オンライン授業のビデオ収録
講義の様子
私とABICとの出会いは2015年秋にさかのぼる。ABICの大学講座担当コーディネーターであった三井物産OBの大先輩から、三井物産出身の講師が少ないのでやらないかと声を掛けていただいた。当時はまだ現役であったが、会社で経営環境分析の仕事をしていたことからお役に立てればと引き受けた。以来ABICにはさまざまな講師の機会を頂き大変感謝している。その経験を幾つかご紹介したい。
一つ目は、青山学院大学の「国際ビジネス」で今学期も教壇に立っている。2004年から続く歴史のあるABIC提供講座であり、全学部の2-4年生を対象とする。「国際ビジネスと海外事情」は青山キャンパスでの英語による講義、「国際ビジネス入門」は相模原キャンパスの日本語講義と違いはあるが、複数のABIC講師が得意な地域、産業を分担し講義する形式は共通で、私はビジネス環境の全体俯瞰とエネルギーを担当している。全体俯瞰では、「ビジネスとはビジネス環境に対する産業的解決策」であることをメッセージとして、ウイズコロナ、米中対立、脱炭素、高齢化、DXなど国際ビジネスが直面するビジネス環境を取り上げて説明、各論に入る前の学生の頭の整理を試みている。また43年にわたる商社マンとしての自己体験をサンプルに、冷戦終了、リーマンショックなど自身が直面したビジネス環境変化と、その際に取り組んだビジネスを紹介し、ビジネスとビジネス環境の関係性をより具体的に説いている。毎回学生からリアクションペーパーが任意で提出されるが、的を射たコメントと真剣な質問は授業を進める上でとても良い材料となっている。

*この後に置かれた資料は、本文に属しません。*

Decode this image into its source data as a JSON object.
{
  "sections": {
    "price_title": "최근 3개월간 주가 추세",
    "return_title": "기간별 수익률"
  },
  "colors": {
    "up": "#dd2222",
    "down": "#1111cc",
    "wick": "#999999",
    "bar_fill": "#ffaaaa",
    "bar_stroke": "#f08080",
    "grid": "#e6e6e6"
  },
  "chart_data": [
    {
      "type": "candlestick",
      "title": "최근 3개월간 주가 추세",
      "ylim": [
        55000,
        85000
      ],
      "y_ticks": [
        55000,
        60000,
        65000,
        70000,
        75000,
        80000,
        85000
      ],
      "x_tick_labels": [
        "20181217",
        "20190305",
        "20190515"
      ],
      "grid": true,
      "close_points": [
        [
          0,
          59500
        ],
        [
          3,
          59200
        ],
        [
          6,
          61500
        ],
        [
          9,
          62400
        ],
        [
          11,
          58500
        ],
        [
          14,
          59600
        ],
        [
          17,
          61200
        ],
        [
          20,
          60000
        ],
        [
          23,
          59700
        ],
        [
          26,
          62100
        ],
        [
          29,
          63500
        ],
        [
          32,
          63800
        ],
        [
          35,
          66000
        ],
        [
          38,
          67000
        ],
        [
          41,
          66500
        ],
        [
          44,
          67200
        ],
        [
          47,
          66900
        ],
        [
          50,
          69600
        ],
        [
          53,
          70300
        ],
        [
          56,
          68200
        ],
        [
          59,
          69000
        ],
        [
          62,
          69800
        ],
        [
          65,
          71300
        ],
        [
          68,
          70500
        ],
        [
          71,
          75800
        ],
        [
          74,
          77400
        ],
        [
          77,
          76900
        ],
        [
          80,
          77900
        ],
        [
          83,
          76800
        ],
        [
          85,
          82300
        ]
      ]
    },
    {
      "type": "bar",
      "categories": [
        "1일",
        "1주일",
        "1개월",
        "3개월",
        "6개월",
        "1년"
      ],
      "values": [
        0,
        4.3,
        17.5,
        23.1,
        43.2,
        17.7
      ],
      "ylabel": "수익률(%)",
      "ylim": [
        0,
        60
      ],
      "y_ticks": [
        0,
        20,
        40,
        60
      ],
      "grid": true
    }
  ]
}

二つ目は、青山学院大学 地球社会共生学部で2018年度に担当した「アジア経済入門」である。担当教授のピンチヒッターとして15回の講義を引き受け、シラバス作成に始まり、課題レポートの採点、単位の授与といった一連の教職を経験した。受講の学生は東南アジアへの留学を翌年に控え、大変熱意があった。実務家教員としてこれに応えるべく、直前にインドネシアに駐在していた自らの土地勘、ビジネス勘と、現場にいるアジア店長の協力も得てビジネス目線での最新のアジアの姿を伝えた。約100人の学生を10グループに分け、それぞれアジアの10ヵ国を担当させ、国の強み、弱み、そこで行いたいビジネスを発表させ、さらにどの国の成長性が高いかを互いに議論させた。ちなみに学生はベトナムを選んだ。コロナ禍の前であり、対面でさまざまなアクティブ・ラーニングを実践できたことは良い思い出である。
三つ目は、2021年度の東洋英和女学院大学大学院においての「ビジネス—企業と国際協力」である。5人の同僚と分担する講座であるが、実社会を知る学習意欲の高い少人数の社会人学生を対象とするクラスで、密度の濃い双方向の授業ができた。特にSDGs時代における総合商社の役割について、教壇で得た自らの学びも大きく、来年(2023年)度の授業での議論が今から待ち遠しい。
これらの経験を通じて、ABIC講座は講師と学生にとりウィンウィンだということを改めて感じる。大学からは国際社会での現場経験を持つ実務家教員への期待が大きい。理論だけでなく、一人一人が実践してきた国際ビジネスの経験と、商社が今の国際社会にどのような価値を提供し、未来に挑戦しているのかの実例は、国際ビジネスに興味を持つ学生に気付きと刺激を与える。また講師は、学生に向き合い真剣に教え、率直な反応を得ることで、一人で学ぶよりはるかに多くの気付きと刺激を受け、学びを深めることができる。ABIC会員の皆さんには、気負うことなく教壇に立つことをお勧めしたい。